South Africa: How Banks and Fintechs Can Encourage Participation In the Digital Economy – Compass Plus Technologies

By Patrick Mowatt, Compass Plus Technologies

Financial inclusion is a prominent issue in South Africa; an issue that prompted the government to take action, and, in 2012, they challenged the financial sector to achieve 90% financial inclusion by 2030. Fast forward a decade and financial inclusion in the country is no longer an issue of access, instead shifting to become an issue of adoption and usage. Despite more than 80 million bank cards in circulation and a mobile penetration rate of 157% (according to Deloitte), the large informal market, which makes up nearly 30% of the country’s trade, continues to drive consumers to remain loyal to cash instead of transitioning to the digital economy.

Given the challenges related to infrastructure, interoperability, and financial literacy, the ongoing efforts to foster trust in digital financial services within the informal market have yet to see a reduction in cash transactions. However, it is within the informal economy that financial inclusion initiatives make the biggest impact. So, how can banks and Fintechs effectively incentivise individuals to transition away from cash and actively engage in the digital economy?

The path to success
Insights from different markets demonstrate that customer-centric product and service designs have achieved success. In South Africa, Fintechs have made significant strides in promoting financial inclusion within remote communities by offering mobile wallet solutions, mitigating some of the challenges consumers encounter. However, considering that cash usage continues to grow annually at a rate of 6-10%, it’s evident that these solutions alone are insufficient. Consequently, both banks and Fintechs should focus on introducing comprehensive product offerings that directly confront the obstacles of financial inclusion while simultaneously catering to customer needs and delivering a seamless user experience. To break the cycle of cash dependence and foster genuine participation in the digital economy, it is imperative to develop digital value propositions that not only offer distinct advantages over cash, but also address any reservations consumers may have about electronic payments.

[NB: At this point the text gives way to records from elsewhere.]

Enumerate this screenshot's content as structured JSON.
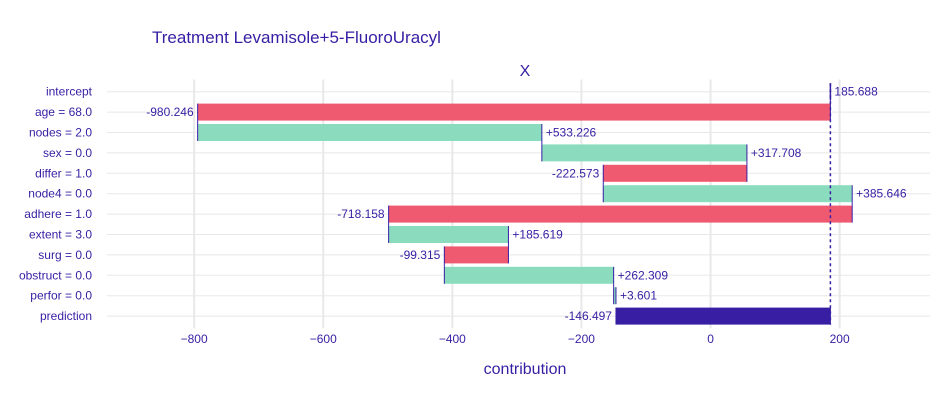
{
  "chart_data": {
    "type": "bar",
    "subtype": "waterfall (break-down)",
    "title": "Treatment Levamisole+5-FluoroUracyl",
    "subtitle": "X",
    "xlabel": "contribution",
    "xlim": [
      -935,
      340
    ],
    "xticks": [
      -800,
      -600,
      -400,
      -200,
      0,
      200
    ],
    "xtick_labels": [
      "−800",
      "−600",
      "−400",
      "−200",
      "0",
      "200"
    ],
    "grid": true,
    "intercept_value": 185.688,
    "rows": [
      {
        "label": "intercept",
        "start": 185.688,
        "end": 185.688,
        "display": "185.688",
        "kind": "intercept"
      },
      {
        "label": "age = 68.0",
        "start": 185.688,
        "end": -794.558,
        "display": "-980.246",
        "kind": "negative"
      },
      {
        "label": "nodes = 2.0",
        "start": -794.558,
        "end": -261.332,
        "display": "+533.226",
        "kind": "positive"
      },
      {
        "label": "sex = 0.0",
        "start": -261.332,
        "end": 56.376,
        "display": "+317.708",
        "kind": "positive"
      },
      {
        "label": "differ = 1.0",
        "start": 56.376,
        "end": -166.197,
        "display": "-222.573",
        "kind": "negative"
      },
      {
        "label": "node4 = 0.0",
        "start": -166.197,
        "end": 219.449,
        "display": "+385.646",
        "kind": "positive"
      },
      {
        "label": "adhere = 1.0",
        "start": 219.449,
        "end": -498.709,
        "display": "-718.158",
        "kind": "negative"
      },
      {
        "label": "extent = 3.0",
        "start": -498.709,
        "end": -313.09,
        "display": "+185.619",
        "kind": "positive"
      },
      {
        "label": "surg = 0.0",
        "start": -313.09,
        "end": -412.405,
        "display": "-99.315",
        "kind": "negative"
      },
      {
        "label": "obstruct = 0.0",
        "start": -412.405,
        "end": -150.096,
        "display": "+262.309",
        "kind": "positive"
      },
      {
        "label": "perfor = 0.0",
        "start": -150.096,
        "end": -146.495,
        "display": "+3.601",
        "kind": "positive"
      },
      {
        "label": "prediction",
        "start": 185.688,
        "end": -146.497,
        "display": "-146.497",
        "kind": "prediction"
      }
    ],
    "colors": {
      "positive": "#8bdcbe",
      "negative": "#f05a71",
      "prediction": "#371ea3",
      "connector": "#371ea3",
      "text": "#371ea3",
      "grid": "#e8e8e8"
    }
  }
}
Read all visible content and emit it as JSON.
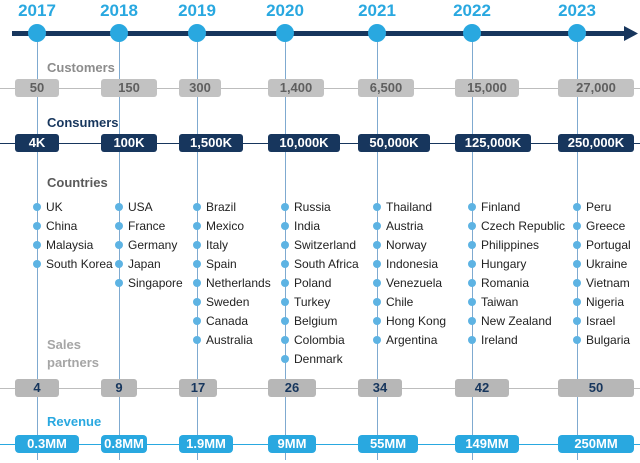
{
  "timeline": {
    "years": [
      "2017",
      "2018",
      "2019",
      "2020",
      "2021",
      "2022",
      "2023"
    ],
    "colors": {
      "accent": "#29a8e0",
      "arrow": "#17365d"
    }
  },
  "sections": {
    "customers": "Customers",
    "consumers": "Consumers",
    "countries": "Countries",
    "sales_partners_line1": "Sales",
    "sales_partners_line2": "partners",
    "revenue": "Revenue"
  },
  "customers": [
    "50",
    "150",
    "300",
    "1,400",
    "6,500",
    "15,000",
    "27,000"
  ],
  "consumers": [
    "4K",
    "100K",
    "1,500K",
    "10,000K",
    "50,000K",
    "125,000K",
    "250,000K"
  ],
  "countries": [
    [
      "UK",
      "China",
      "Malaysia",
      "South Korea"
    ],
    [
      "USA",
      "France",
      "Germany",
      "Japan",
      "Singapore"
    ],
    [
      "Brazil",
      "Mexico",
      "Italy",
      "Spain",
      "Netherlands",
      "Sweden",
      "Canada",
      "Australia"
    ],
    [
      "Russia",
      "India",
      "Switzerland",
      "South Africa",
      "Poland",
      "Turkey",
      "Belgium",
      "Colombia",
      "Denmark"
    ],
    [
      "Thailand",
      "Austria",
      "Norway",
      "Indonesia",
      "Venezuela",
      "Chile",
      "Hong Kong",
      "Argentina"
    ],
    [
      "Finland",
      "Czech Republic",
      "Philippines",
      "Hungary",
      "Romania",
      "Taiwan",
      "New Zealand",
      "Ireland"
    ],
    [
      "Peru",
      "Greece",
      "Portugal",
      "Ukraine",
      "Vietnam",
      "Nigeria",
      "Israel",
      "Bulgaria"
    ]
  ],
  "sales_partners": [
    "4",
    "9",
    "17",
    "26",
    "34",
    "42",
    "50"
  ],
  "revenue": [
    "0.3MM",
    "0.8MM",
    "1.9MM",
    "9MM",
    "55MM",
    "149MM",
    "250MM"
  ]
}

The key to digital adoption
Creating innovative products and services to achieve these goals is no mean feat. While mobile wallets have achieved some success, they are not a silver bullet for bridging the financial inclusion gap. To become a compelling alternative capable of rivaling cash, achieve broad adoption, and make a substantial impact on financial inclusion, banks and Fintechs need to design products that are simple, user-friendly, and affordable, while providing advantages that cash cannot match. Those financial institutions with flexibility at their core are best placed to take on this challenge.

So, what does flexibility actually mean here? Having a platform that empowers banks and Fintechs to deliver digital experiences quickly without having to rely on vendors and their long development queues for product launches. It means the capability to effectively segment their customer base and tailor products to specific segments. It allows for rapid product launches, testing, and refinement. It’s the ability to embrace failure as a learning opportunity and promptly make amendments and try again.

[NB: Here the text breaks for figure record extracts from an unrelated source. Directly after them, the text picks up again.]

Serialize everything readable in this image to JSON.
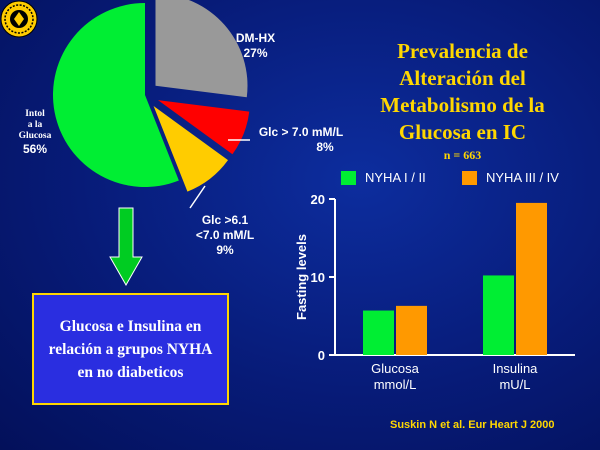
{
  "logo": {
    "label": "seal-logo"
  },
  "title": {
    "lines": [
      "Prevalencia de",
      "Alteración del",
      "Metabolismo de la",
      "Glucosa en IC"
    ],
    "n": "n = 663"
  },
  "box_text": "Glucosa e Insulina en relación a grupos NYHA en no diabeticos",
  "citation": "Suskin N et al. Eur Heart J 2000",
  "colors": {
    "background": "#071b78",
    "title": "#ffd700",
    "green": "#00ee33",
    "orange": "#ff9900",
    "gray": "#999999",
    "red": "#ff0000",
    "yellow": "#ffcc00",
    "box": "#2a2ee0"
  },
  "chart_data": [
    {
      "type": "pie",
      "slices": [
        {
          "label": "DM-HX",
          "label_lines": [
            "DM-HX"
          ],
          "value_label": "27%",
          "value": 27,
          "color": "#999999",
          "exploded": true
        },
        {
          "label": "Glc > 7.0 mM/L",
          "label_lines": [
            "Glc > 7.0 mM/L"
          ],
          "value_label": "8%",
          "value": 8,
          "color": "#ff0000",
          "exploded": true
        },
        {
          "label": "Glc >6.1 <7.0 mM/L",
          "label_lines": [
            "Glc >6.1",
            "<7.0 mM/L"
          ],
          "value_label": "9%",
          "value": 9,
          "color": "#ffcc00",
          "exploded": true
        },
        {
          "label": "Intol a la Glucosa",
          "label_lines": [
            "Intol",
            "a la",
            "Glucosa"
          ],
          "value_label": "56%",
          "value": 56,
          "color": "#00ee33",
          "exploded": false
        }
      ]
    },
    {
      "type": "bar",
      "categories": [
        "Glucosa",
        "Insulina"
      ],
      "category_lines": [
        [
          "Glucosa",
          "mmol/L"
        ],
        [
          "Insulina",
          "mU/L"
        ]
      ],
      "series": [
        {
          "name": "NYHA I / II",
          "color": "#00ee33",
          "values": [
            5.7,
            10.2
          ]
        },
        {
          "name": "NYHA III / IV",
          "color": "#ff9900",
          "values": [
            6.3,
            19.5
          ]
        }
      ],
      "ylabel": "Fasting levels",
      "ylim": [
        0,
        20
      ],
      "yticks": [
        0,
        10,
        20
      ],
      "legend": "top"
    }
  ]
}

For banks and Fintechs in South Africa, having a platform that can give them this level of flexibility could truly help them build out product offerings that can compete with cash and encourage more participation in the digital economy. Innovative product offerings can come in various forms. For example, increasing prepaid and virtual cards as a value-add could serve as a budgeting tool for consumers, while allowing them to shop online and access the larger retail environment where card and related loyalty programs attract consumers. Introducing and increasing loyalty programs tied to mobile banking or payment cards may incentivise and encourage repeat usage. Offering user-friendly and secure digital remittance solutions could facilitate the transition to digital transactions, while launching cash-by-code solutions could attract a fresh audience.

In a diverse market like South Africa, where the needs and preferences of audiences vary widely, having the ability to launch a range of products and services through multiple channels quickly and easily could be the gamechanger banks and Fintechs need to continue to close the financial inclusion gap.

Reshaping the financial landscape
As John Anderson at Standard Bank said: “Financial inclusion is not about having a bank account, it’s about financial deepening; it’s about a transition away from cash.” To effectively bridge the financial inclusion gap in South Africa, forward-thinking banks and Fintechs can play a pivotal role by promoting the adoption and utilisation of digital payments through innovative products and services that encourage greater engagement in the digital economy. Ultimately, the success of this hinges on the collective commitment and collaboration of all stakeholders to prioritise the needs of both consumers and businesses. By doing so, South Africa can make substantial strides in the journey towards financial inclusion, ensuring that a more consumers and businesses can actively participate in the digital economy, thereby catalysing a more inclusive and prosperous South Africa.